Klötze l Am 1. Oktober 2016 hat im Altmarkkreis Salzwedel die „Kompetenzagentur“, gefördert über das Landesprogramm Regionales Übergangsmanagement (RÜMSA), ihre Arbeit aufgenommen. „Unser hauptsächliches Anliegen ist es, Jugendliche und junge Erwachsene im Alter von 13 bis 25 Jahren in Ausbildung zu bringen“, informiert Andrea Bartel, Mitarbeiterin der Grone-Schule gGmbH, im Gespräch mit der Volksstimme. Sie kümmert sich um die Bereiche Klötze, Dähre, Beetzendorf, Mieste, Kalbe/Milde und Gardelegen und bietet mittwochs individuelle Beratungen in der Hagenstraße in Klötze an. Indes ist ihre Kollegin Sylvia Léonard für den Bereich rund um Salzwedel zuständig.

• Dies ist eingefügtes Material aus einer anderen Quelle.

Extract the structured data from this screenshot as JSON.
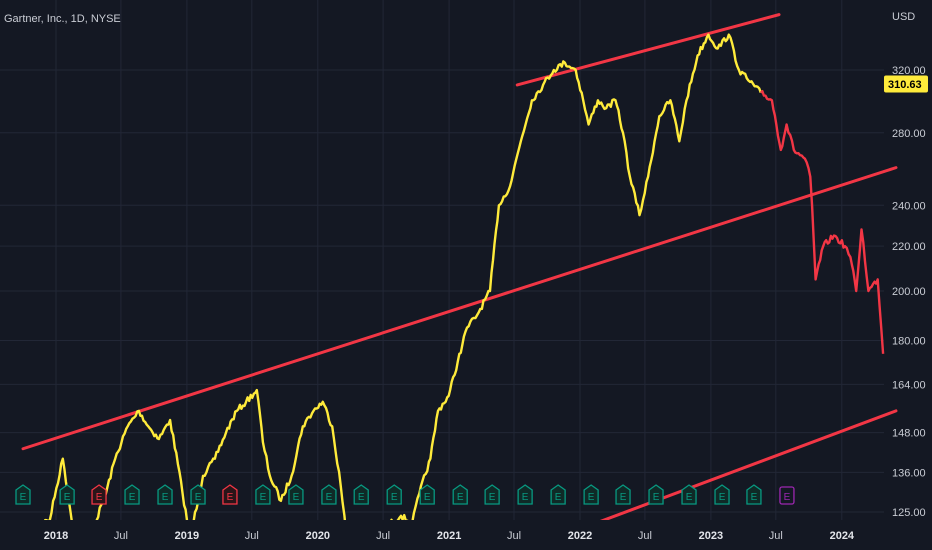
{
  "header": {
    "title": "Gartner, Inc., 1D, NYSE",
    "currency": "USD"
  },
  "last_price": {
    "label": "310.63",
    "value": 310.63,
    "color": "#ffeb3b"
  },
  "colors": {
    "background": "#141823",
    "grid": "#232837",
    "price_up": "#ffeb3b",
    "price_down": "#f23645",
    "trendline": "#f23645",
    "earnings_normal": "#089981",
    "earnings_miss": "#f23645",
    "earnings_upcoming": "#9c27b0"
  },
  "chart_data": {
    "type": "line",
    "title": "Gartner, Inc., 1D, NYSE",
    "y_axis": {
      "scale": "log",
      "currency": "USD",
      "ticks": [
        "320.00",
        "280.00",
        "240.00",
        "220.00",
        "200.00",
        "180.00",
        "164.00",
        "148.00",
        "136.00",
        "125.00"
      ],
      "tick_values": [
        320,
        280,
        240,
        220,
        200,
        180,
        164,
        148,
        136,
        125
      ]
    },
    "x_axis": {
      "ticks": [
        {
          "label": "2018",
          "date": "2018-01-01",
          "major": true
        },
        {
          "label": "Jul",
          "date": "2018-07-01",
          "major": false
        },
        {
          "label": "2019",
          "date": "2019-01-01",
          "major": true
        },
        {
          "label": "Jul",
          "date": "2019-07-01",
          "major": false
        },
        {
          "label": "2020",
          "date": "2020-01-01",
          "major": true
        },
        {
          "label": "Jul",
          "date": "2020-07-01",
          "major": false
        },
        {
          "label": "2021",
          "date": "2021-01-01",
          "major": true
        },
        {
          "label": "Jul",
          "date": "2021-07-01",
          "major": false
        },
        {
          "label": "2022",
          "date": "2022-01-01",
          "major": true
        },
        {
          "label": "Jul",
          "date": "2022-07-01",
          "major": false
        },
        {
          "label": "2023",
          "date": "2023-01-01",
          "major": true
        },
        {
          "label": "Jul",
          "date": "2023-07-01",
          "major": false
        },
        {
          "label": "2024",
          "date": "2024-01-01",
          "major": true
        }
      ]
    },
    "series": [
      {
        "color": "#ffeb3b",
        "points": [
          [
            "2017-10-01",
            120
          ],
          [
            "2017-12-15",
            123
          ],
          [
            "2018-01-20",
            140
          ],
          [
            "2018-02-15",
            122
          ],
          [
            "2018-03-20",
            120
          ],
          [
            "2018-04-20",
            122
          ],
          [
            "2018-05-20",
            130
          ],
          [
            "2018-06-15",
            140
          ],
          [
            "2018-07-20",
            150
          ],
          [
            "2018-08-20",
            155
          ],
          [
            "2018-09-15",
            150
          ],
          [
            "2018-10-15",
            146
          ],
          [
            "2018-11-15",
            152
          ],
          [
            "2018-12-20",
            130
          ],
          [
            "2019-01-10",
            118
          ],
          [
            "2019-02-15",
            135
          ],
          [
            "2019-03-20",
            140
          ],
          [
            "2019-04-20",
            148
          ],
          [
            "2019-05-20",
            155
          ],
          [
            "2019-06-15",
            158
          ],
          [
            "2019-07-15",
            162
          ],
          [
            "2019-08-01",
            145
          ],
          [
            "2019-08-20",
            135
          ],
          [
            "2019-09-20",
            128
          ],
          [
            "2019-10-20",
            135
          ],
          [
            "2019-11-20",
            150
          ],
          [
            "2019-12-20",
            155
          ],
          [
            "2020-01-15",
            158
          ],
          [
            "2020-02-10",
            150
          ],
          [
            "2020-03-05",
            132
          ],
          [
            "2020-03-25",
            115
          ],
          [
            "2020-04-20",
            118
          ],
          [
            "2020-05-20",
            122
          ],
          [
            "2020-06-20",
            120
          ],
          [
            "2020-07-20",
            122
          ],
          [
            "2020-08-20",
            124
          ],
          [
            "2020-09-20",
            122
          ],
          [
            "2020-10-10",
            130
          ],
          [
            "2020-11-10",
            140
          ],
          [
            "2020-12-01",
            155
          ],
          [
            "2020-12-31",
            160
          ],
          [
            "2021-01-25",
            172
          ],
          [
            "2021-02-20",
            185
          ],
          [
            "2021-03-20",
            190
          ],
          [
            "2021-04-25",
            200
          ],
          [
            "2021-05-20",
            240
          ],
          [
            "2021-06-20",
            250
          ],
          [
            "2021-07-20",
            275
          ],
          [
            "2021-08-20",
            300
          ],
          [
            "2021-09-20",
            310
          ],
          [
            "2021-10-20",
            320
          ],
          [
            "2021-11-20",
            325
          ],
          [
            "2021-12-20",
            320
          ],
          [
            "2022-01-10",
            300
          ],
          [
            "2022-01-25",
            285
          ],
          [
            "2022-02-20",
            300
          ],
          [
            "2022-03-15",
            295
          ],
          [
            "2022-04-10",
            300
          ],
          [
            "2022-05-01",
            280
          ],
          [
            "2022-05-20",
            255
          ],
          [
            "2022-06-16",
            235
          ],
          [
            "2022-07-10",
            255
          ],
          [
            "2022-08-10",
            290
          ],
          [
            "2022-09-10",
            300
          ],
          [
            "2022-10-05",
            275
          ],
          [
            "2022-10-25",
            300
          ],
          [
            "2022-11-25",
            330
          ],
          [
            "2022-12-25",
            345
          ],
          [
            "2023-01-20",
            335
          ],
          [
            "2023-02-20",
            345
          ],
          [
            "2023-03-20",
            320
          ],
          [
            "2023-04-20",
            312
          ],
          [
            "2023-05-20",
            305
          ]
        ]
      },
      {
        "color": "#f23645",
        "points": [
          [
            "2023-05-20",
            305
          ],
          [
            "2023-06-20",
            300
          ],
          [
            "2023-07-15",
            270
          ],
          [
            "2023-07-31",
            285
          ],
          [
            "2023-08-20",
            270
          ],
          [
            "2023-09-20",
            265
          ],
          [
            "2023-10-05",
            255
          ],
          [
            "2023-10-20",
            205
          ],
          [
            "2023-11-10",
            220
          ],
          [
            "2023-12-10",
            225
          ],
          [
            "2024-01-10",
            220
          ],
          [
            "2024-01-25",
            215
          ],
          [
            "2024-02-10",
            200
          ],
          [
            "2024-02-25",
            228
          ],
          [
            "2024-03-15",
            200
          ],
          [
            "2024-04-10",
            205
          ],
          [
            "2024-04-25",
            175
          ]
        ]
      }
    ],
    "trendlines": [
      {
        "color": "#f23645",
        "points": [
          [
            "2021-07-10",
            310
          ],
          [
            "2023-07-10",
            360
          ]
        ]
      },
      {
        "color": "#f23645",
        "points": [
          [
            "2017-10-01",
            143
          ],
          [
            "2024-05-31",
            260
          ]
        ]
      },
      {
        "color": "#f23645",
        "points": [
          [
            "2021-07-20",
            115
          ],
          [
            "2024-05-31",
            155
          ]
        ]
      }
    ],
    "earnings": [
      {
        "date": "2017-10-01",
        "label": "E",
        "type": "normal"
      },
      {
        "date": "2018-02-01",
        "label": "E",
        "type": "normal"
      },
      {
        "date": "2018-05-01",
        "label": "E",
        "type": "miss"
      },
      {
        "date": "2018-08-01",
        "label": "E",
        "type": "normal"
      },
      {
        "date": "2018-11-01",
        "label": "E",
        "type": "normal"
      },
      {
        "date": "2019-02-01",
        "label": "E",
        "type": "normal"
      },
      {
        "date": "2019-05-01",
        "label": "E",
        "type": "miss"
      },
      {
        "date": "2019-08-01",
        "label": "E",
        "type": "normal"
      },
      {
        "date": "2019-11-01",
        "label": "E",
        "type": "normal"
      },
      {
        "date": "2020-02-01",
        "label": "E",
        "type": "normal"
      },
      {
        "date": "2020-05-01",
        "label": "E",
        "type": "normal"
      },
      {
        "date": "2020-08-01",
        "label": "E",
        "type": "normal"
      },
      {
        "date": "2020-11-01",
        "label": "E",
        "type": "normal"
      },
      {
        "date": "2021-02-01",
        "label": "E",
        "type": "normal"
      },
      {
        "date": "2021-05-01",
        "label": "E",
        "type": "normal"
      },
      {
        "date": "2021-08-01",
        "label": "E",
        "type": "normal"
      },
      {
        "date": "2021-11-01",
        "label": "E",
        "type": "normal"
      },
      {
        "date": "2022-02-01",
        "label": "E",
        "type": "normal"
      },
      {
        "date": "2022-05-01",
        "label": "E",
        "type": "normal"
      },
      {
        "date": "2022-08-01",
        "label": "E",
        "type": "normal"
      },
      {
        "date": "2022-11-01",
        "label": "E",
        "type": "normal"
      },
      {
        "date": "2023-02-01",
        "label": "E",
        "type": "normal"
      },
      {
        "date": "2023-05-01",
        "label": "E",
        "type": "normal"
      },
      {
        "date": "2023-08-01",
        "label": "E",
        "type": "upcoming"
      }
    ]
  }
}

Die Kompetenzagentur bietet Unterstützung, insbesondere für junge Erwachsene, bei denen es nicht rund läuft, sei es in der Schule, in der Ausbildung oder auch privat. „Wir helfen zum Beispiel auch bei der Wohnungssuche. Denn ein Dach über dem Kopf ist das Allerwichtigste“, unterstreicht Andrea Bartel. Weitere Problemfelder könnten Drogen, Schulden oder das stete Fernbleiben vom Unterricht sein. „Hier versuchen wir, uns mit den Eltern in Verbindung zu setzen und nach einer Lösung zu suchen“, sagt Andrea Bartel. Entscheidend sei es dann, die Jugendlichen zu motivieren und ihnen vor Augen zu führen, dass ein geregeltes Leben und ein Schulabschluss wichtig sind. Mit den Sekundarschulen beziehungsweise den Schulsozialarbeitern gebe es eine intensive Zusammenarbeit. Genauso wie mit dem Jobcenter, der Jugendgerichtshilfe oder dem Jugendamt. Nicht zu vergessen, so betont Andrea Bartel, sei der enge Kontakt zur Wirtschaft. Das sei bei der Suche nach Ausbildungsplätzen - einem der Kernthemen der Kompetenzagentur - von großem Nutzen.

Kein Schema F

Viel Zeit investiert Andrea Bartel darin, den Jugendlichen beim Schreiben von Bewerbungen zur Hand zu gehen und sie auf Vorstellungsgespräche vorzubereiten. „Davor haben die Jugendlichen oft großen Bammel. Je besser sie vorbereitet sind, desto ruhiger sind sie“, weiß die Mitarbeiterin der Kompetenzagentur. Und bei den Bewerbungen sei es wichtig, nicht nach Schema F vorzugehen. „Man muss aus der Masse herausstechen“, begründet Andrea Bartel.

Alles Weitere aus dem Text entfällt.